Primary voting earns nod from Chart Thai Pattana

The director of the medium-sized Chart Thai Pattana Party on Monday expressed satisfaction with revisions the Constitution Drafting Commission (CDC) has made in its recommendations on legislation regarding political parties.

But Nikorn Chamnong urged the ruling junta to also lift its ban on political gatherings so the parties can begin preparing for the new “primary voting” system under which MPs candidates for an election are to be primarily chosen.
The bill under consideration is to be submitted next to a newly established joint law-review committee. The proposed primary voting system has been its most contentious point.
The National Legislative Assembly endorsed the bill last month, but drafters of the law who question the constitutionality of any points can take their objections to the review committee.
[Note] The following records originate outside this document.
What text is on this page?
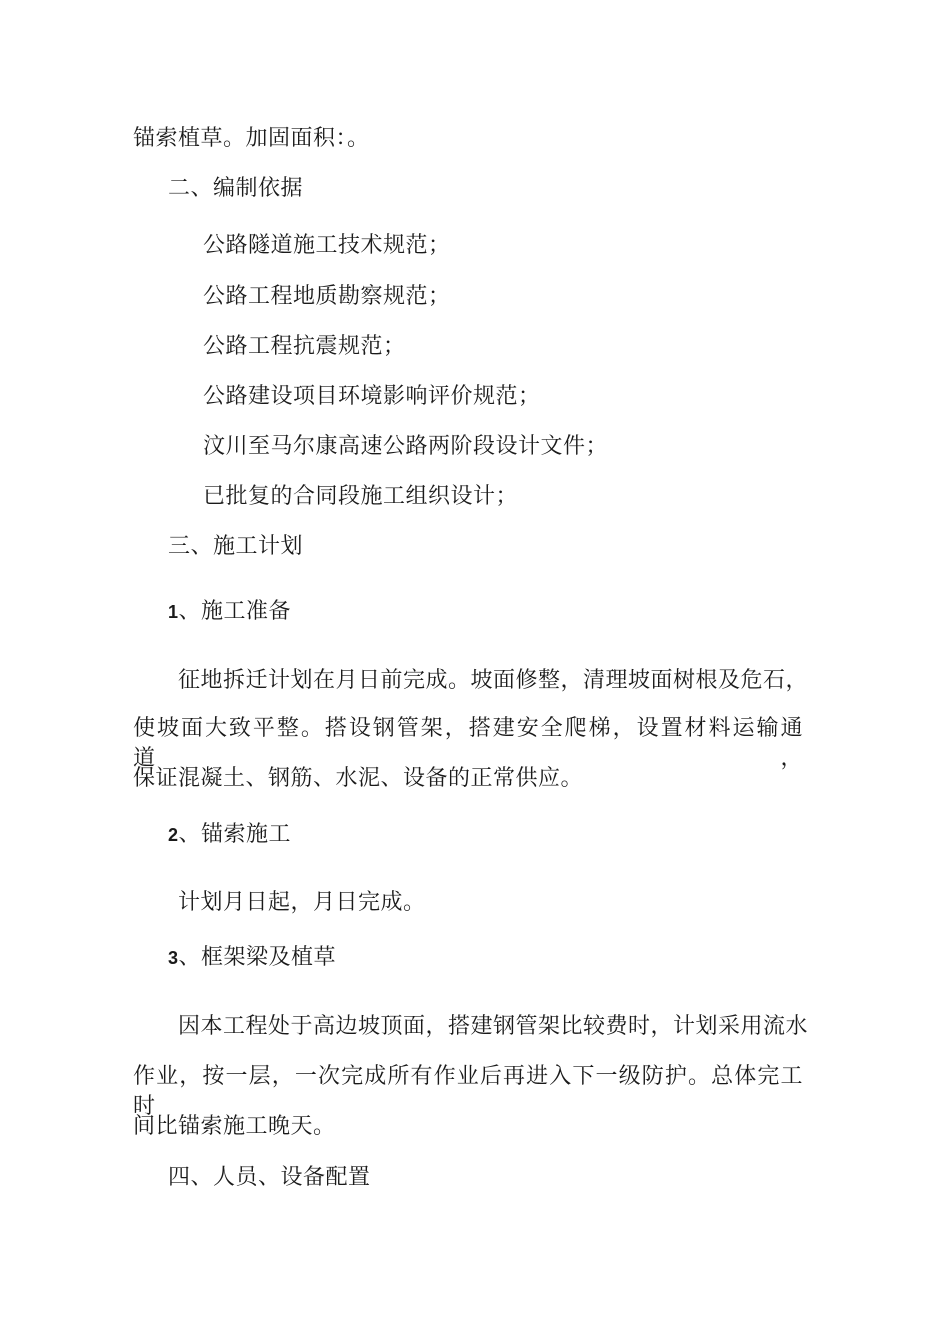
锚索植草。加固面积：。
二、编制依据
公路隧道施工技术规范；
公路工程地质勘察规范；
公路工程抗震规范；
公路建设项目环境影响评价规范；
汶川至马尔康高速公路两阶段设计文件；
已批复的合同段施工组织设计；
三、施工计划
1、施工准备
征地拆迁计划在月日前完成。坡面修整，清理坡面树根及危石，
使坡面大致平整。搭设钢管架，搭建安全爬梯，设置材料运输通道，
保证混凝土、钢筋、水泥、设备的正常供应。
2、锚索施工
计划月日起，月日完成。
3、框架梁及植草
因本工程处于高边坡顶面，搭建钢管架比较费时，计划采用流水
作业，按一层，一次完成所有作业后再进入下一级防护。总体完工时
间比锚索施工晚天。
四、人员、设备配置
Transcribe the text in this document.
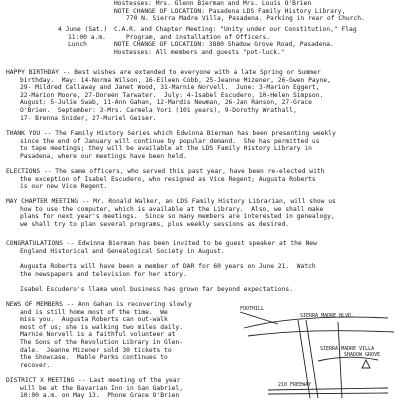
Hostesses: Mrs. Glenn Bierman and Mrs. Louis O'Brien
NOTE CHANGE OF LOCATION: Pasadena LDS Family History Library,
770 N. Sierra Madre Villa, Pasadena. Parking in rear of Church.
4 June (Sat.)
11:00 a.m.
Lunch
C.A.R. and Chapter Meeting: "Unity under our Constitution," Flag
Program, and installation of Officers.
NOTE CHANGE OF LOCATION: 3880 Shadow Grove Road, Pasadena.
Hostesses: All members and guests "pot-luck."
HAPPY BIRTHDAY -- Best wishes are extended to everyone with a late Spring or Summer
birthday.  May: 14-Norma Wilson, 16-Eileen Cobb, 25-Jeanne Mizener, 26-Gwen Payne,
29- Mildred Callaway and Janet Wood, 31-Marnie Norvell.  June: 3-Marion Eggert,
22-Marion Moore, 27-Doreen Tarwater.  July: 4-Isabel Escudero, 10-Helen Simpson.
August: 5-Julie Swab, 11-Ann Gahan, 12-Mardis Newman, 26-Jan Ranson, 27-Grace
O'Brien.  September: 3-Mrs. Carmela Yori (101 years), 9-Dorothy Wrathall,
17- Brenna Snider, 27-Muriel Geiser.
THANK YOU -- The Family History Series which Edwinna Bierman has been presenting weekly
since the end of January will continue by popular demand.  She has permitted us
to tape meetings; they will be available at the LDS Family History Library in
Pasadena, where our meetings have been held.
ELECTIONS -- The same officers, who served this past year, have been re-elected with
the exception of Isabel Escudero, who resigned as Vice Regent; Augusta Roberts
is our new Vice Regent.
MAY CHAPTER MEETING -- Mr. Ronald Walker, an LDS Family History Librarian, will show us
how to use the computer, which is available at the Library.  Also, we shall make
plans for next year's meetings.  Since so many members are interested in genealogy,
we shall try to plan several programs, plus weekly sessions as desired.
CONGRATULATIONS -- Edwinna Bierman has been invited to be guest speaker at the New
England Historical and Genealogical Society in August.
Augusta Roberts will have been a member of DAR for 60 years on June 21.  Watch
the newspapers and television for her story.
Isabel Escudero's llama wool business has grown far beyond expectations.
NEWS OF MEMBERS -- Ann Gahan is recovering slowly
and is still home most of the time.  We
miss you.  Augusta Roberts can out-walk
most of us; she is walking two miles daily.
Marnie Norvell is a faithful volunteer at
The Sons of the Revolution Library in Glen-
dale.  Jeanne Mizener sold 30 tickets to
the Showcase.  Mable Parks continues to
recover.
DISTRICT X MEETING -- Last meeting of the year
will be at the Bavarian Inn in San Gabriel,
10:00 a.m. on May 13.  Phone Grace O'Brien
SIERRA MADRE BLVD.
FOOTHILL
SIERRA MADRE VILLA
SHADOW GROVE
210 FREEWAY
CDC spokesperson Udom Ratamarit said on Sunday the commission had met with the NLA’s law-vetting committee and it was agreed that the primary voting system should be retained. 
He said the CDC believed the system would not require parties to have members in every constituency they contest, as some feared. It should be sufficient to have branches in each province or more than 100 members per province, Udom said.
He said the CDC also believed that, to shorten the primary voting process, the parties’ executives and selection committees should be allowed to choose their MP candidates by consensus, whether constituency or party-list, in the event that two or more candidates garner the same number of votes in primary voting.
The draft bill had originally stipulated that additional rounds of primary voting take place if any choices of MP candidates remained unsettled.
The bill makes parties responsible for managing their own primary voting, including dealing with any complaints and charges of corruption. 
Udom said the CDC believed that party leaders and other executive members found negligent in meeting that responsibility should face a Bt10,000 fine or six months’ imprisonment.
To make the system more flexible for the parties, he said, it would no longer be mandatory for them to name their leaders as their first party-list MP candidate.
He said the CDC was considering punitive measures for buying or selling votes during primary voting. Though the details have yet to be worked out, he said, it’s agreed that the punishment should be on a par with measures imposed for wrongdoing during a general election.
Udom also said the Election Commission should not have the authority to warn or suspend any candidate during primary voting.